Teenager Lexi Ricard loves shoes. “They’re absolutely fabulous,” she says. So to celebrate her 16th birthday this week, she wanted shoes. Lots of them! “She came to me to last October, saying ‘I’ve got this great idea,’ ​​” says her mom, Jody Morgan. “I’m thinking, ‘Great! What am I in for if we have to plan this far ahead? I better sit down for this one.”

Turns out Lexi wanted to do… a shoe drive. After getting her mom’s permission, she approached her youth minister, Liz Cely, from Cherokee Presbyterian Church in Gilbert, S.C. “She told me instead of having a big sweet 16 party she wanted to collect shoes for people that really needed them,” says Cely, who helped Lexi research organizations she might work with. When Lexi  heard that Soles4Souls, in Tennessee, worked with people all over the world who need shoes, she was sold. “They wash and size people’s feet and make sure each person (men, women and child) is sized appropriately. It really made me happy to think about people that would get help, it’s a really good feeling for me.Lexi began putting flyers and shoe collection bins at her church and then around town. “At first people were like, ‘we’re not sure we want all these shoes at our places of business, overflowing.’ I told them, ‘I hope they do overflow. I promise to empty them every week, or more often, if needed.’ I was amazed at how generous folks were to let me do that.”

Lexi began to tell folks about how she had gone on ministry trips with her youth in middle school, which motivated her to ask for shoes for others for her 16th birthday. “I just remember painting a house in Ohio for a woman who had a daughter my age. They were so grateful for what they received from us. I learned that we can paint a picture of God and portray that to others, through how we help them.” 

A week before her birthday,  Lexi’s story, in which she credited her church for influencing her life and the lives of others, aired on the local news in Columbia, S.C.  Now they have shoes “coming out of their ears.

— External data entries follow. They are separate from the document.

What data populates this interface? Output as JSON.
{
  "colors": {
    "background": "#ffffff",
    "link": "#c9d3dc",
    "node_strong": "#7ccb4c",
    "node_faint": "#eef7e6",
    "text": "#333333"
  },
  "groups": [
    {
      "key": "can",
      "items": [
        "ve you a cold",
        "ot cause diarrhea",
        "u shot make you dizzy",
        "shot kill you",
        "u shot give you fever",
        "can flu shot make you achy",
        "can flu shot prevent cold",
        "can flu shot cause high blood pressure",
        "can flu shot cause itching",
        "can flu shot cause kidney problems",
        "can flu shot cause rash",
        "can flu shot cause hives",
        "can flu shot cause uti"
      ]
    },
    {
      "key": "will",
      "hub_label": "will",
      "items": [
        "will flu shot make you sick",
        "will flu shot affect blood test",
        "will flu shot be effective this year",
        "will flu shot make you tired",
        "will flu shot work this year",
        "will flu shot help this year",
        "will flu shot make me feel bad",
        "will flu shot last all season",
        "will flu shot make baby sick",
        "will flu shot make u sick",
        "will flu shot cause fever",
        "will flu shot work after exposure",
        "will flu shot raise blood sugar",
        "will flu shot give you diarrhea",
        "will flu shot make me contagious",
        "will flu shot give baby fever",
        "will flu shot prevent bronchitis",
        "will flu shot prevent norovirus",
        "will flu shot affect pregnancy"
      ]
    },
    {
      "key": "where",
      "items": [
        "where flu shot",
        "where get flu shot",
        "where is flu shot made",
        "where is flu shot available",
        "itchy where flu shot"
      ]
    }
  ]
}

We have half a garage full,” says Morgan, who has counted more than a thousand shoes. “We got at least another 500 from that TV story and will probably have close to 2,000 before we’re done.”

Pastor Blaine Hill came to Cherokee as its organizing pastor in 2005, helping the new church development get chartered a year ago. He is excited and grateful for  Lexi’s Soles4Soles project. “We’re trying to be a congregation of disciples of Jesus who understand we are sent into the world as God’s presence, that our lives are a venue for the mission of God. Lexi is a great kid. I’m proud that she is selfless around this milestone in her life.”

Cherokee received a $100,000 new church development grant, payable over five years, from the General Assembly Mission Council of the Presbyterian Church (U.S.A.) through Mission Program Grants, a ministry of Evangelism and Church Growth. It was during this time, in 2006, that Jody Morgan began attending Cherokee with her daughters, Lexi and Bailey, her fiancé, Gary, and his daughter, Bailey. “We wanted to start our relationship off right. We were going to try it one time… and we never left! It was such a welcoming church. When Liz came in 2008, she really connected with all our kids. I give her credit to where Lexi is today.”

Cely says that when Lexi came to her with her 16th birthday idea, it surprised her at first. “But it really made sense, because that’s the kind of person Lexi is. She’s a very caring young woman who wants to help people. I hope all of our middle school girls strive to be like her.”

 Lexi is “super excited” when she hears that, amazed by the impact of her idea to collect shoes for others on her 16th birthday. “When I painted that house for that woman and her daughter, who was my age, I was in middle school,” she says. It changed me. The church continues to teach us how to be friends with each other. If this helps younger girls follow Jesus, it would be wonderful.”